I am trying to solve a (possibly) trivial problem. I would like a nice, concise way to instantiate Array of bytes based on range. So far this works
Array(1 : Byte, 2 : Byte)
but I would like to use sth like
((1: Byte) to (10: Byte)).toArray
this is however Array[Int].
Range is not generic; it inherits from IndexedSeq[Int], so there's no way to make a "Range of Byte". (Edit: See Daniel C. Sobral's answer for a generic range type!)
When you try ((1: Byte) to (10: Byte)), the Bytes are implicitly converted back to Int again.
How about:
(1 to 10).map(_.toByte).toArray
That will result in two passes over the collection; if that's an issue, a non-strict view will rectify that:
(1 to 10).view.map(_.toByte).toArray
While Ben James answer is true enough, there is a more generic range for any type T for which there is an Intergral[T]: NumericRange.

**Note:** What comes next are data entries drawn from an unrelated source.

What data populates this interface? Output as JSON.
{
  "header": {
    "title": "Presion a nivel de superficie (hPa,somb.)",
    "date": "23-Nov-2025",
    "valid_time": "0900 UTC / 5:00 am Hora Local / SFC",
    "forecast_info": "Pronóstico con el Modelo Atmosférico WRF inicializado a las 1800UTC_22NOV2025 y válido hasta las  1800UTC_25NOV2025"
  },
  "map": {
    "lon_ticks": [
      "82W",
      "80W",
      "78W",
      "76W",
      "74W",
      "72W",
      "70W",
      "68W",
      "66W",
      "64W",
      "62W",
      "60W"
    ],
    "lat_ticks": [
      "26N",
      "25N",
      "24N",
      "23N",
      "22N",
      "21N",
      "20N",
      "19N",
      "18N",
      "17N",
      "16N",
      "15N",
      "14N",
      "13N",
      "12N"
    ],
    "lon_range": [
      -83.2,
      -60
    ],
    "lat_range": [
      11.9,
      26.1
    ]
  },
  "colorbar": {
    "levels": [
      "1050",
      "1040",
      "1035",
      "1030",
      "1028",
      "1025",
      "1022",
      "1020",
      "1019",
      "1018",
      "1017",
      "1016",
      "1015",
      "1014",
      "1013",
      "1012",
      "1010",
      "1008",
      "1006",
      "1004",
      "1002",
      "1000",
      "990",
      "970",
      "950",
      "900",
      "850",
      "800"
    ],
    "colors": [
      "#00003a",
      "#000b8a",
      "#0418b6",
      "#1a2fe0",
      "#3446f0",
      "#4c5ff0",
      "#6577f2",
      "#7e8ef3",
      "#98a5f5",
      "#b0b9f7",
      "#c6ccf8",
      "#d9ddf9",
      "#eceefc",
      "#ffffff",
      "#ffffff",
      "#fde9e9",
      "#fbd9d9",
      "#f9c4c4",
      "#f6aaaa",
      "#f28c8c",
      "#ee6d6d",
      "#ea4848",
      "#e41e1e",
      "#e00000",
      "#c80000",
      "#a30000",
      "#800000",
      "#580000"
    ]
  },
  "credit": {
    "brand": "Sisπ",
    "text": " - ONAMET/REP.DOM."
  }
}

import scala.collection.immutable.NumericRange
NumericRange(1: Byte, 10:Byte, 1: Byte).toArray
Another alternative would be mapping the resulting array to byte instead of mapping the range. For example, and using an Array method:
Array.range(1, 10).map(_.toByte)
NumericRange as I was writing that answer, but didn't investigate enough!